How golfer Cathy Sherk went from caddy to champion

Golfer Cathy Sherk won a number of high-profile amateur tournaments in 1978, but somehow the Front Page Challenge panel couldn't guess her identity.

Hanging out with her brother on the green put Sherk on the path to being a golf great

The Front Page Challenge panel failed to identify mystery guest Cathy Sherk. 1:17
Forty years ago, Canadian golfer Cathy Sherk was in the midst of turning pro after a year in which she'd been on fire on the golf course, no matter where she was competing in the world.

In 1978, she won the individual title at the world amateur championship in Fiji, as well as national amateur championships in Canada and the United States.

And despite these substantial achievements, the Front Page Challenge panellists somehow failed to guess her identity when she appeared on the program at the end of December in 1978.

'A girl from Quebec?' No.

Front Page Challenge host Fred Davis let the panel know they had not been able to guess the correct identity of Cathy Sherk. (Front Page Challenge/CBC Archives)

First the panel members thought Sherk was an actor before they sorted out the fact that she was a sports figure.

"A Canadian woman won a golf tournament here last fall or late summer, but I can't remember her name," said panellist Pierre Berton.

He and the other panellists guessed Sandra Post and then they thought she was "a girl from Quebec," in an apparent reference to Jocelyne Bourassa.

No and no, as it turned out.

"In spite of the confusion of the panel, we're delighted to have you here," the show's host Fred Davis said, after revealing that was Sherk was the mystery guest.

And though it was unstated to the panel, Sherk was from Ontario — not Quebec.

'I got tired of caddying'

On Front Page Challenge, Cathy Sherk explains how she got into the game of golf. 0:52

Gary Lautens, a newspaper columnist who was a guest panellist on the show, wanted to know how Sherk got her start as a golfer.

"Did your dad take you out on the course?" Lautens asked her.

"No, it was my older brother," said Sherk, 28, who had only started golfing as a teenager. "I used to caddy for him and I got tired of caddying for him and I asked him if I could play and I got started that way."

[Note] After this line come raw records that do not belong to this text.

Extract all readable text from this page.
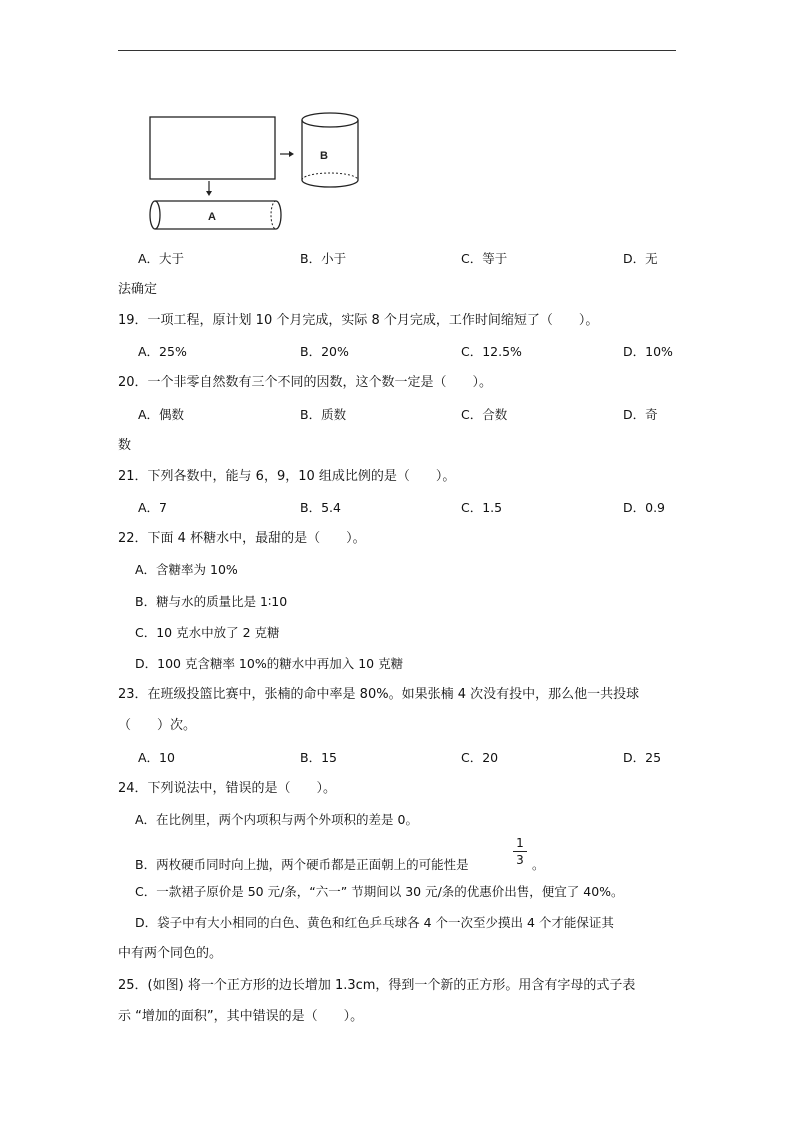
A
B
A．大于	B．小于	C．等于	D．无
法确定
19．一项工程，原计划 10 个月完成，实际 8 个月完成，工作时间缩短了（　　）。
A．25%	B．20%	C．12.5%	D．10%
20．一个非零自然数有三个不同的因数，这个数一定是（　　）。
A．偶数	B．质数	C．合数	D．奇
数
21．下列各数中，能与 6，9，10 组成比例的是（　　）。
A．7	B．5.4	C．1.5	D．0.9
22．下面 4 杯糖水中，最甜的是（　　）。
A．含糖率为 10%
B．糖与水的质量比是 1∶10
C．10 克水中放了 2 克糖
D．100 克含糖率 10%的糖水中再加入 10 克糖
23．在班级投篮比赛中，张楠的命中率是 80%。如果张楠 4 次没有投中，那么他一共投球
（　　）次。
A．10	B．15	C．20	D．25
24．下列说法中，错误的是（　　）。
A．在比例里，两个内项积与两个外项积的差是 0。
B．两枚硬币同时向上抛，两个硬币都是正面朝上的可能性是
1
3 。
C．一款裙子原价是 50 元/条，“六一” 节期间以 30 元/条的优惠价出售，便宜了 40%。
D．袋子中有大小相同的白色、黄色和红色乒乓球各 4 个一次至少摸出 4 个才能保证其
中有两个同色的。
25．(如图) 将一个正方形的边长增加 1.3cm，得到一个新的正方形。用含有字母的式子表
示 “增加的面积”，其中错误的是（　　）。
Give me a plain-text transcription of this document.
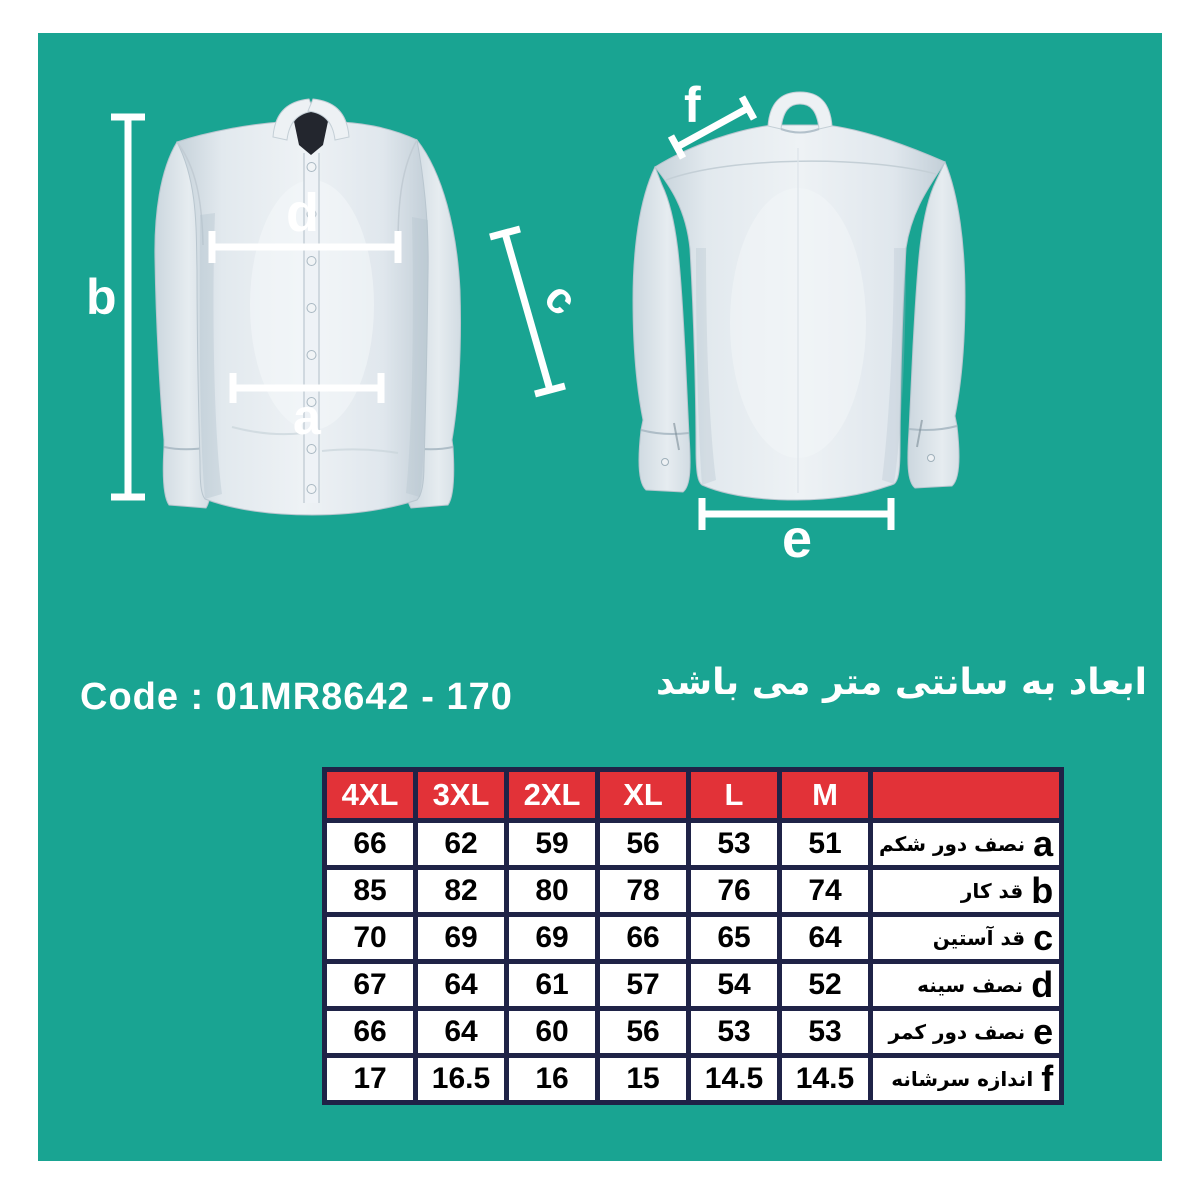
b
d
a
c
f
e
Code : 01MR8642 - 170	ابعاد به سانتی متر می باشد
4XL	3XL	2XL	XL	L	M	
66	62	59	56	53	51	a
نصف دور شکم

85	82	80	78	76	74	b
قد کار

70	69	69	66	65	64	c
قد آستین

67	64	61	57	54	52	d
نصف سینه

66	64	60	56	53	53	e
نصف دور کمر

17	16.5	16	15	14.5	14.5	f
اندازه سرشانه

'You get into your own game'

And despite her ongoing success in competitive tournaments, Sherk admitted that parts of the game were tough for her.

In 1978, Cathy Sherk explains what she finds tough about playing golf. 0:21

Surprisingly, they were many of the same things that other golfers have to deal with.

"I think just trying to cope with the pressure and getting off the first tee," said Sherk, when asked what aspects of the game gave her trouble.

"Once you get off the first tee, you get into your own game and you don't worry about anything else."

Sherk was inducted into the Canadian Golf Hall of Fame in 1995, where her fellow golf greats Post and Bourassa have also been inducted.